Tratado sobre la inseguridad.


Cerrá los ojos. Dale, cerralos. Bien. Ahora imagínate adentro de un cuarto, tamaño baño, ponele. ¿Estás ahí? Bueno. ¿Tiene ventanas? Sacalas. ¿Hay puerta? Olvidate. El piso es frio, de cerámica. Las paredes de cemento. No hay color. O si, imagínatelo gris. ¿Me seguís?
Mira el techo. Ahora bájalo, que te quede a 5 centímetros. Listo. Sentate en el piso. Cruzate de piernas. Abrazate. Mira para adelante y elegí un punto fijo en la pared. Hay un par de ojos, conocidos. Los que más quieras, los que más te gusten. Te miran, miralos. Te miran sin pestañear. Se multiplican. Ahora toda la pared está llena de esos ojos. Son ojos queridos, conocidos.
Sentís cosquillas en la espalda, te vas vuelta repentinamente.
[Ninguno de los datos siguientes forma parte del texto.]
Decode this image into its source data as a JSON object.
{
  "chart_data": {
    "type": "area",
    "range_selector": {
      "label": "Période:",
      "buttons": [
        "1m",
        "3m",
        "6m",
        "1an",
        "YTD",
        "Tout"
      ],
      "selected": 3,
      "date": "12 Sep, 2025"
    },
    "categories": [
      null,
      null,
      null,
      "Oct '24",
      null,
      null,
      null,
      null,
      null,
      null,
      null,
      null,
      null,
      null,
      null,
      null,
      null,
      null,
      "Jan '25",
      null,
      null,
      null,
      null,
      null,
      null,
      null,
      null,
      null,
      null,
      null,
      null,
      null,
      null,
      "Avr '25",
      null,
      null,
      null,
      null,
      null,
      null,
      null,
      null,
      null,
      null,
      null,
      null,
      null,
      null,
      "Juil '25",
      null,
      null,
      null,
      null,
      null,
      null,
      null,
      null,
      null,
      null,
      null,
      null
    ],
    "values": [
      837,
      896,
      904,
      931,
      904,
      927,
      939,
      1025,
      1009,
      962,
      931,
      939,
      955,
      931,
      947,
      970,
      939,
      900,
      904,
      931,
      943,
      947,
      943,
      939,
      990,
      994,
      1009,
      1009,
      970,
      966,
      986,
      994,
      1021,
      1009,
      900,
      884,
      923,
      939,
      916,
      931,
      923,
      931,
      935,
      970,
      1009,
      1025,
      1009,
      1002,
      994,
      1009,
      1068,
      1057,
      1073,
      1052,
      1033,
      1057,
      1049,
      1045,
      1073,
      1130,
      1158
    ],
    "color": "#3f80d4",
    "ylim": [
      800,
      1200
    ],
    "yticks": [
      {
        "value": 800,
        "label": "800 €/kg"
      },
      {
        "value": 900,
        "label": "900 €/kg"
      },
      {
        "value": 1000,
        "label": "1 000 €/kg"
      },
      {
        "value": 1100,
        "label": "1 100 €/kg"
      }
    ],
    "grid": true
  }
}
De la nada, caes en la cuenta que los ojos llenan las cuatro paredes. Siempre es el mismo par de ojos. Respira. Sentí todas esas miradas. Contené el aliento. Sentí el peso de esos ojos. Sentí como te envuelven las pestañas. ¿Sentís? Bien. Sentí las miradas. ¿Qué estarán mirando todos esos ojos? ¿Qué están pensando esos ojos? Te miran a vos. Te juzgan a vos. Y no te podes mover. Tenes las piernas duras. Y de nuevo, todo es gris. ¿Estás cansado? Bienvenido.